Assurance RC Pro freelance : est-ce obligatoire en 2026 ?
Un client qui subit un préjudice à cause de votre prestation peut engager votre responsabilité — et les sommes en jeu dépassent souvent largement votre chiffre d'affaires. L'assurance responsabilité civile professionnelle (RC Pro) existe précisément pour couvrir ce risque. Est-elle obligatoire ? Pour qui ? Combien coûte-t-elle ? Voici les réponses claires pour 2026.
RC Pro : de quoi parle-t-on ?
La responsabilité civile professionnelle couvre les dommages que votre activité peut causer à un tiers : un client, un partenaire, un fournisseur. Elle intervient en cas de :
- faute, erreur ou négligence dans l'exécution d'une mission ;
- dommage matériel (vous endommagez le matériel d'un client) ;
- dommage immatériel (un bug, un retard, un conseil erroné entraînant une perte financière) ;
- dommage corporel causé à un tiers.
Sans cette couverture, c'est votre patrimoine — personnel ou professionnel selon votre statut — qui répond des dommages.
Est-elle obligatoire ?
Tout dépend de votre profession :
| Situation | RC Pro |
|---|---|
| Professions réglementées (santé, droit, expertise-comptable, agents immobiliers…) | Obligatoire |
| Métiers du bâtiment | Assurance décennale obligatoire |
| Conseil financier, courtage, intermédiation | Obligatoire |
| Prestations intellectuelles non réglementées (dev, design, rédaction) | Facultative mais recommandée |
Pour la majorité des freelances du numérique et du conseil, la RC Pro n'est donc pas légalement obligatoire. Mais l'absence d'obligation ne signifie pas absence de risque.
Le cas particulier du bâtiment : la décennale
Les professionnels du bâtiment (artisans, constructeurs) sont soumis à une obligation spécifique et stricte : l'assurance décennale, qui couvre pendant dix ans les dommages compromettant la solidité de l'ouvrage. Elle est obligatoire, et son attestation doit figurer sur les devis et factures (voir mentions obligatoires). Exercer sans décennale dans ce secteur est une infraction lourde.
Pourquoi la souscrire même quand elle n'est pas obligatoire
Trois raisons de s'assurer même sans obligation légale :
1. Le risque financier est disproportionné. Un développeur dont le bug fait perdre des ventes à un e-commerçant, un consultant dont l'erreur coûte cher à un client : les dommages peuvent atteindre des dizaines de milliers d'euros, sans commune mesure avec le coût de l'assurance.
2. De plus en plus de clients l'exigent. Les grands comptes et les appels d'offres demandent fréquemment une attestation de RC Pro avant de contractualiser. Ne pas en avoir peut vous fermer des portes.

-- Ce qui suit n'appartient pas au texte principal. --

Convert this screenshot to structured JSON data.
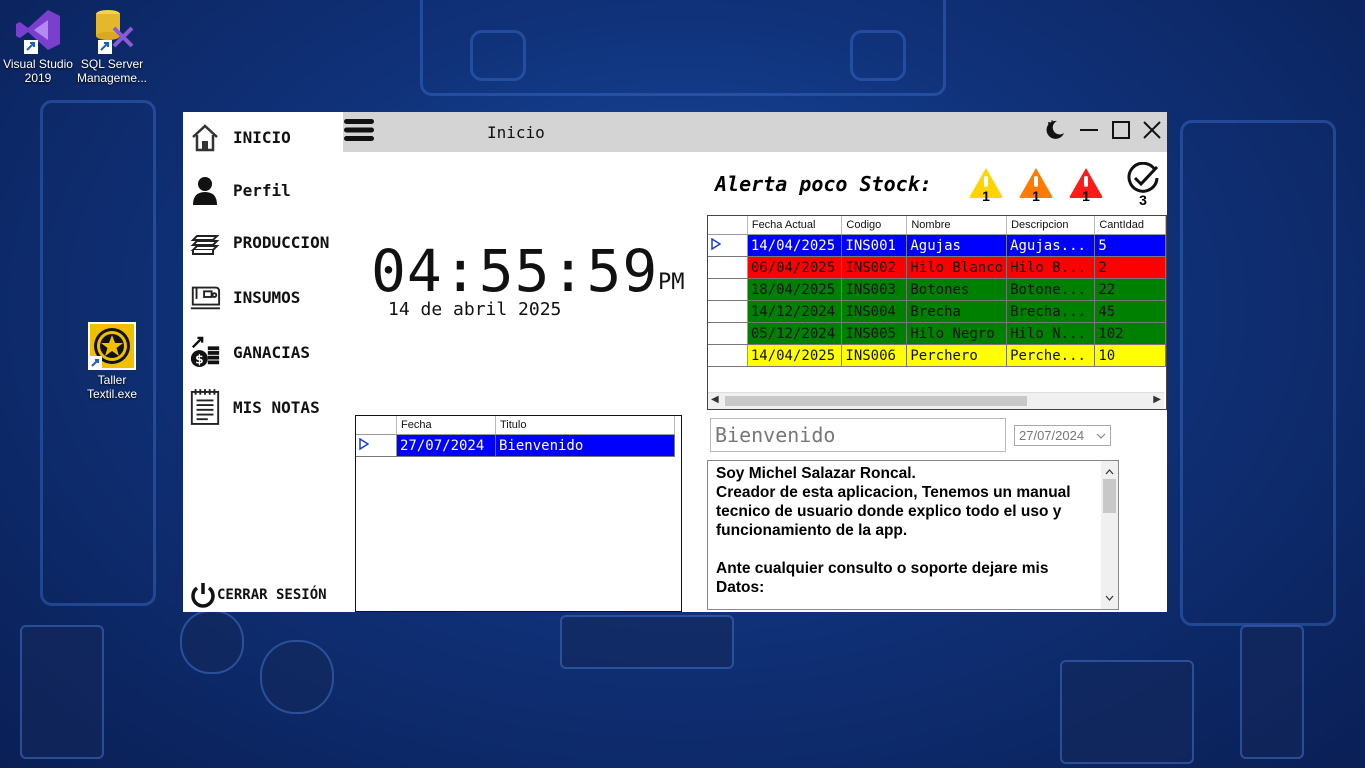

3. Elle protège votre sérénité. En micro-entreprise, votre responsabilité peut engager vos biens. La RC Pro met une barrière entre une erreur professionnelle et votre patrimoine personnel — un complément utile à la protection sociale des indépendants.
Combien ça coûte ?
Le coût d'une RC Pro pour un freelance est généralement modéré au regard de la couverture. Il varie selon l'activité, le chiffre d'affaires, le niveau de garantie et les plafonds d'indemnisation. Pour une prestation intellectuelle à risque limité, la cotisation annuelle reste souvent accessible ; pour des activités plus exposées, elle augmente logiquement. Comparez plusieurs devis et vérifiez surtout l'étendue des garanties et les exclusions, plus importantes que le prix seul.
À retenir : la RC Pro est obligatoire pour les professions réglementées et le bâtiment, facultative pour les prestations intellectuelles — mais son faible coût face au risque encouru la rend vivement recommandée à tous.
Souscrire une RC Pro adaptée est un réflexe de professionnel sérieux. Vérifiez d'abord si votre activité l'impose, comparez les garanties, et intégrez cette dépense — déductible au régime réel — dans votre budget. Pour sécuriser plus largement votre activité, complétez avec une bonne prévoyance.